A farm consists of an 8-acre wheat field and a 15-acre corn field. The total harvest from both fields is...

1. TRANSLATE the equation components

• Given equation: \(8\mathrm{w} + 15\mathrm{c} = 2{,}300\)
• What each number represents:
  • \(8\) = acres in wheat field
  • \(15\) = acres in corn field
  • \(2{,}300\) = total bushels harvested from both fields

2. INFER the variable meanings from equation structure

• The equation structure is: \(\text{(wheat acres)} \times \mathrm{w} + \text{(corn acres)} \times \mathrm{c} = \text{total bushels}\)
• For this multiplication to make sense dimensionally:
  • \(\text{acres} \times \mathrm{w}\) must equal bushels
  • Therefore \(\mathrm{w}\) must be "bushels per acre"
• Since \(8\) represents wheat field acres, \(\mathrm{w}\) must be bushels per acre for wheat

3. Verify the interpretation makes sense

• If \(\mathrm{w}\) = bushels per acre in wheat field, then:
  • \(8\mathrm{w}\) = total bushels from wheat field
  • \(15\mathrm{c}\) = total bushels from corn field
  • \(8\mathrm{w} + 15\mathrm{c}\) = total bushels from both fields ✓

Answer: A. The average number of bushels per acre in the wheat field

Why Students Usually Falter on This Problem

Most Common Error Path:

Weak TRANSLATE skill: Students focus on what they want to find rather than analyzing the equation structure. They see "wheat field" and "\(\mathrm{w}\)" and immediately think \(\mathrm{w}\) must represent the total bushels from wheat.

This leads them to reason: "\(\mathrm{w}\) is for wheat, so \(\mathrm{w}\) must be the total wheat bushels," without considering that \(8\mathrm{w}\) (not just \(\mathrm{w}\)) would represent the total.

This may lead them to select Choice C (The total number of bushels harvested from the wheat field)

Second Most Common Error:

Poor dimensional analysis: Students don't check whether their interpretation makes the equation mathematically consistent. They might pick an answer that "sounds right" without verifying the units work out.

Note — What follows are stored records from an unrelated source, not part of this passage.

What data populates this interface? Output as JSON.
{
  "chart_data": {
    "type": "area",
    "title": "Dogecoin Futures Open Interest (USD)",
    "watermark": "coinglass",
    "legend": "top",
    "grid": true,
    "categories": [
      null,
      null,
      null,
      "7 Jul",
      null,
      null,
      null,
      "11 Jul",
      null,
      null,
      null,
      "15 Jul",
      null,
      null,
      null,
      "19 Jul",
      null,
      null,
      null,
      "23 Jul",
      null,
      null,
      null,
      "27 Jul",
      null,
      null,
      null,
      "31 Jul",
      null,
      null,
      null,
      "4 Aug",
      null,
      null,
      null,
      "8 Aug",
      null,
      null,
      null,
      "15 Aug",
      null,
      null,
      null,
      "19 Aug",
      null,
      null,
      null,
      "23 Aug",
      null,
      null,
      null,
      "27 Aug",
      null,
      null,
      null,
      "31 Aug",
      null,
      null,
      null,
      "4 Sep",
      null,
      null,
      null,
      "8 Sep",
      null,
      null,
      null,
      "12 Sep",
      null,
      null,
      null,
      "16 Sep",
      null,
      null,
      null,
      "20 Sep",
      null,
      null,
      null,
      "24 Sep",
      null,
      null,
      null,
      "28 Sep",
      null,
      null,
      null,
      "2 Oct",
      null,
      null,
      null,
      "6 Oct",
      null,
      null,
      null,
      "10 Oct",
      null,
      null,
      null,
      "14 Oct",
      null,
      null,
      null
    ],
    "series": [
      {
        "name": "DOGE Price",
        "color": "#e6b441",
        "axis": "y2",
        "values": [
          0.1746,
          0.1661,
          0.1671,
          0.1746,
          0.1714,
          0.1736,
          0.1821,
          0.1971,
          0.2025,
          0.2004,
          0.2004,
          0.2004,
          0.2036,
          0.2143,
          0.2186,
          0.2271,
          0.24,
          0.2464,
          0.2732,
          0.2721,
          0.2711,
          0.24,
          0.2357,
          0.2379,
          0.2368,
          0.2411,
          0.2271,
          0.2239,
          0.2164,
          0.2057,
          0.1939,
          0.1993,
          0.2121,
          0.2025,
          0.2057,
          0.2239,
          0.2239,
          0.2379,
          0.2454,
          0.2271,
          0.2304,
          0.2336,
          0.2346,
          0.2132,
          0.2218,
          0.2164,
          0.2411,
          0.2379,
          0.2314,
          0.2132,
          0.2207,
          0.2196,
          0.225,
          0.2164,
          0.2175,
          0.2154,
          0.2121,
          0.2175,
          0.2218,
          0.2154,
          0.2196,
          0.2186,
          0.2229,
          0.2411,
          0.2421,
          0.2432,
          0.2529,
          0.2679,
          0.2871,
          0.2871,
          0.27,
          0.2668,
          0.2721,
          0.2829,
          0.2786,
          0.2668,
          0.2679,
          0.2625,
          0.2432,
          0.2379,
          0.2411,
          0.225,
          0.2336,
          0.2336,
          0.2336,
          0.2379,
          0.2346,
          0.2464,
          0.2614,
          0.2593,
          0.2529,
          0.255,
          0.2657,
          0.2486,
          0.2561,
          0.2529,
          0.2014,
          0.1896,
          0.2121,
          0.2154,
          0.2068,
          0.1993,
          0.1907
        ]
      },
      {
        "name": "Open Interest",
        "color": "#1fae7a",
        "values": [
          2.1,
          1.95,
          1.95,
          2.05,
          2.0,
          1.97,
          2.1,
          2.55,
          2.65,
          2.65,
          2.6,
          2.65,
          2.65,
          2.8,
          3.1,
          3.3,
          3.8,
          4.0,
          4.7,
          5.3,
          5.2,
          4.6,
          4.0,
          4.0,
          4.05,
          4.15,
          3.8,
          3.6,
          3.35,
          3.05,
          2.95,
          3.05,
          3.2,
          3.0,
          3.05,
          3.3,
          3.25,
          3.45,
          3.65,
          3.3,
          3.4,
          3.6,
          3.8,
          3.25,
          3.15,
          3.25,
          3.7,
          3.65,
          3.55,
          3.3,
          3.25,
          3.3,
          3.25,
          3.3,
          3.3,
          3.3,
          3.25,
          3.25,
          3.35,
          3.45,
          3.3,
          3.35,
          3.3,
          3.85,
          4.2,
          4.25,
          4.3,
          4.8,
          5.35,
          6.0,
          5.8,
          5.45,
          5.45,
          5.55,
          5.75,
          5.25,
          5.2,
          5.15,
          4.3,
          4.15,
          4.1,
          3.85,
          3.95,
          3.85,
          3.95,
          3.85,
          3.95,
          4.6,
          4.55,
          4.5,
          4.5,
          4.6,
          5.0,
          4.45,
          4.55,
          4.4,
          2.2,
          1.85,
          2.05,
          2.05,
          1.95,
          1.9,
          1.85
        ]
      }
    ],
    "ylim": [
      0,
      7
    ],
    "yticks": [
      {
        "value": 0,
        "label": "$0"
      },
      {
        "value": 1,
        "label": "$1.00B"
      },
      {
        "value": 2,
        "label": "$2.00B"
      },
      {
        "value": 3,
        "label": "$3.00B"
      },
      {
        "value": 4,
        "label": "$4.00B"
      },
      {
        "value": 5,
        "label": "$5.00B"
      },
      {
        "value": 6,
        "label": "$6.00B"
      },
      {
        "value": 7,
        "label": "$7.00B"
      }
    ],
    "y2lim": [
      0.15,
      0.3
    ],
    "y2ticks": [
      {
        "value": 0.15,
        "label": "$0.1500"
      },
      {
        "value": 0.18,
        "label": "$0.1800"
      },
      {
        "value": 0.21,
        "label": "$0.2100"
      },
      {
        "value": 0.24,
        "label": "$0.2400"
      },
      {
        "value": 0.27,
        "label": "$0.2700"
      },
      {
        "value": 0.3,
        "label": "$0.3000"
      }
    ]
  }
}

This leads to confusion and guessing among the remaining choices.

The Bottom Line:

Success requires understanding that in rate × quantity equations, you must identify which terms represent quantities (like acres) and which represent rates (like bushels per acre). The variable meanings emerge from making the equation dimensionally consistent.